Kenya has made international headlines for all the wrong reasons lately.
Terrorists stormed an upscale shopping mall in Nairobi and killed 67 people leaving the upscale urban area into a battleground.
Worse, shop owners at the mall reported mass lootings - not by the terrorists - but by the soldiers who had stormed the mall to fight the militant group.
The attack has certainly woken up the authorities of militant threats that could upset Kenya's carefully cultivated reputation as an economic star in Africa.
Renaissance Capital, an emerging market investment bank, estimates Kenya will lose USD 160 million in direct tourism revenues due to the attack on the Westgate Mall.
"We expect tourism numbers to be down 18% over 2013 and rise only 7% in 2014, before rebounding with 25% growth in 2015," said Charles Robertson, global chief economist at Renaissance Capital. "We still expect Kenya to record nearly 2 million arrivals in 2015, up 1/3 from 2010 levels."
The chief economist expects tourism revenues to remain subdued at just around USD 80 million in 2014 and then rise by USD 165 million in 2015.
"Foreign travel receipts were USD 936 million and 2.3% of GDP in 2012 and we expect them to be 1.7% of GDP in 2013-14."
Overall, Renaissance cut Kenya's GDP growth from 5.6% to 5% to reach USD 45 billion this year.
'CREDIT NEGATIVE'
Moodys' ratings agency noted that the attack is a "credit negative" for Kenya, but it may not have much impact on foreign direct investment, especially from the Chinese who often take a longer-term view on their investment.
"We expect this high profile attack to be credit negative and will adversely (affect) Kenya's growth and fiscal revenues, most directly through its effect on tourism, which accounts for 12.5% of GDP, 7.4% of investment and 11% of total employment."
Kenya, of course is no stranger to terrorist incidents. An attack on the US embassy in 1998 led to a 7% decline in tourist figures, while Kenya's elections of 2005 turned into a bloodbath, which kept tourists away.
Tourism figures had already fallen 18% in the first quarter as visitors worried about violence during the elections earlier this year, and the second quarter is estimated to have dropped 6% - although official figures are not out yet.
Renaissance expects a 17% annual decline in tourism numbers.

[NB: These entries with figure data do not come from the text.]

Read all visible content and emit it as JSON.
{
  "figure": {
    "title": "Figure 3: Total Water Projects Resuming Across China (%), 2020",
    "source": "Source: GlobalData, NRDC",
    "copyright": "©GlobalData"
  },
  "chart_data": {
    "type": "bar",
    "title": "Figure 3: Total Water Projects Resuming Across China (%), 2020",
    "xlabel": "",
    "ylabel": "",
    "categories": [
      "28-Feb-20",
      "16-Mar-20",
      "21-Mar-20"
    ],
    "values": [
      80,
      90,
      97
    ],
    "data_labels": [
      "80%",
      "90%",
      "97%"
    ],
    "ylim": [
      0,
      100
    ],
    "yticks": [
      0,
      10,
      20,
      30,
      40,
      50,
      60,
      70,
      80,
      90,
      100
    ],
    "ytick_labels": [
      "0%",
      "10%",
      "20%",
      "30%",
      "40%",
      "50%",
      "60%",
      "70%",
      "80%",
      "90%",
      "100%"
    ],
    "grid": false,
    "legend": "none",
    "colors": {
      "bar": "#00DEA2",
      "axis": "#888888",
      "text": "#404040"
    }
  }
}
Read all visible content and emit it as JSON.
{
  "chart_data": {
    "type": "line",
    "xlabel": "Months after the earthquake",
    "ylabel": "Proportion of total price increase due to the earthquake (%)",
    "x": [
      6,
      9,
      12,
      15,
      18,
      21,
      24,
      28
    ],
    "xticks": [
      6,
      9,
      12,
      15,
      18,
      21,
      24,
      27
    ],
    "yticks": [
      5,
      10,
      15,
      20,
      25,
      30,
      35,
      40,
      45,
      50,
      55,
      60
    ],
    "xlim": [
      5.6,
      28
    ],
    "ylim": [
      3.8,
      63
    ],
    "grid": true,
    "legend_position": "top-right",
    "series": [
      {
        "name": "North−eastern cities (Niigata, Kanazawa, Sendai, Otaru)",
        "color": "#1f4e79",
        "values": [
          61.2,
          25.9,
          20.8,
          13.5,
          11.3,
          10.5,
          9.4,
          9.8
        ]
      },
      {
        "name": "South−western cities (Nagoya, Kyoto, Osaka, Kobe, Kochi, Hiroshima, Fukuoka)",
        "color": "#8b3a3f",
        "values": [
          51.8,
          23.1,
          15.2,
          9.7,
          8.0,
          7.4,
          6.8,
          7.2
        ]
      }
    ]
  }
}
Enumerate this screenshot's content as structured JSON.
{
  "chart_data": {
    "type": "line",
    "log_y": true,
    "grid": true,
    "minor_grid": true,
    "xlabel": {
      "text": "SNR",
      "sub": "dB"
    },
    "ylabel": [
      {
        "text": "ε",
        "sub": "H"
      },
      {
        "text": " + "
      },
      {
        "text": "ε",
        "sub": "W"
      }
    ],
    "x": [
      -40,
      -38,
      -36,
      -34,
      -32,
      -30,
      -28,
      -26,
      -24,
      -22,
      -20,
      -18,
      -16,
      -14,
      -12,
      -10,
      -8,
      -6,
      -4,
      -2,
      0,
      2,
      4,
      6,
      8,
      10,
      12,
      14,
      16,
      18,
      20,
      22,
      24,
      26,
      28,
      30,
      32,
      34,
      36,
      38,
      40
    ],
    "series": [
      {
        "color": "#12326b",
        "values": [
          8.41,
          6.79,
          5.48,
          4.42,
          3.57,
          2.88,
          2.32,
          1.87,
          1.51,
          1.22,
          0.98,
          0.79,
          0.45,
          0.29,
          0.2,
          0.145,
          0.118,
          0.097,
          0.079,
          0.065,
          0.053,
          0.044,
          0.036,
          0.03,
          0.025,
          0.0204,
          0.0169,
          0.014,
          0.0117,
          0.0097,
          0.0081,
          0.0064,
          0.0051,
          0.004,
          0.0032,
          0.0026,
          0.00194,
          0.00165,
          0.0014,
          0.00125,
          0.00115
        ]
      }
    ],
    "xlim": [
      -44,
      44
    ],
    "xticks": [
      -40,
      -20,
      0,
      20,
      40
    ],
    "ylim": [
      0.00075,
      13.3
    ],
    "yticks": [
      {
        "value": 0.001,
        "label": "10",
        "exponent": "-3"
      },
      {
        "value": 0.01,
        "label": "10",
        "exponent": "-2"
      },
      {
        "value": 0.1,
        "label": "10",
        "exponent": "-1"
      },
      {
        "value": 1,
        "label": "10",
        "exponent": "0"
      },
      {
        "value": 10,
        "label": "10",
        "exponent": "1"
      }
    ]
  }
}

"For 2014, we assume -27% in 1Q14, -2% in 2Q14, +2% in 3Q14 and +50% in 4Q14," Robertson said. "As Indonesia and Egypt show, terrorism is a temporary interruption of existing trends, and does not change the trend. The strongest YoY figures in 2015 will then be in the first half giving a full year figure of +25%."
ICC TRIAL
Another key issue facing Kenya that could impact its international reputation is the trial of president Uhuru Kenyatta and deputy president William Ruto at the International Criminal Court (ICC). Both have been accused by the ICC for their violence during and after the bloody elections of 2005.
Barclays Capital says the trial, which starts on November 12, "may weigh on the otherwise upbeat long-term outlook for the country."
"Kenya's outlook has been clouded by the terrorist attacks in Nairobi, while the ICC case against Kenya's leaders may also distract and derail the much-needed reforms," said Ridle Markus, analyst at Barclays Capital. "Kenya's already large fiscal deficit of 7.9% of GDP projected for FY2013-14 means that any military response to the terrorist attack (and to the threat of any further incidents) will need to be carefully considered."
Before the attack stole all the headlines, the economy appeared to be on surer footing.
"Kenya is adapting to a new governmental landscape, and infrastructure development is gaining increasing attention," Barclays noted.
The positive economic momentum was underscored when the country hosted a regional infrastructure summit featuring the five East African Community (EAC) member states in July.
UNCERTAIN FUTURE
The EAC, which also features Tanzania, Burundi, Rwanda and Uganda, is an economic bloc comprising 135.4 million people and USD 84.7 billion in GDP, with Kenya as the biggest economy.
The summit included time-bound agreements among member states on several areas, including in railway, energy and power sector development.
"Kenya, the biggest EAC economy, is poised to benefit from these plans, with the construction of the Mombasa-Nairobi railway segment now scheduled to commence by November 2013," said Barclays, noting that the project is expected to cost around USD 4 billion and will be built in five years.
The attacks may also upset what had been a robust economic performance to date. The country's real GDP grew 5.1% year-on-year in the first quarter -- the highest in five quarters. The second quarter was expected to be weaker due to a severe flood in the country, which damaged infrastructure as well as agriculture, although tea production remained stable.
"Meanwhile, the Central Bank of Kenya delivered further monetary policy easing via a 100bp decrease in the policy rate in July, which could help a recovery in credit growth. Credit extension is at historically low levels, despite the CBK's substantial easing since mid-2012," the Barclays analyst said.
The next few months will be crucial as Kenya navigates through the backlash of the terrorist attack and the ICC trials which will no doubt distract investors and tourists alike.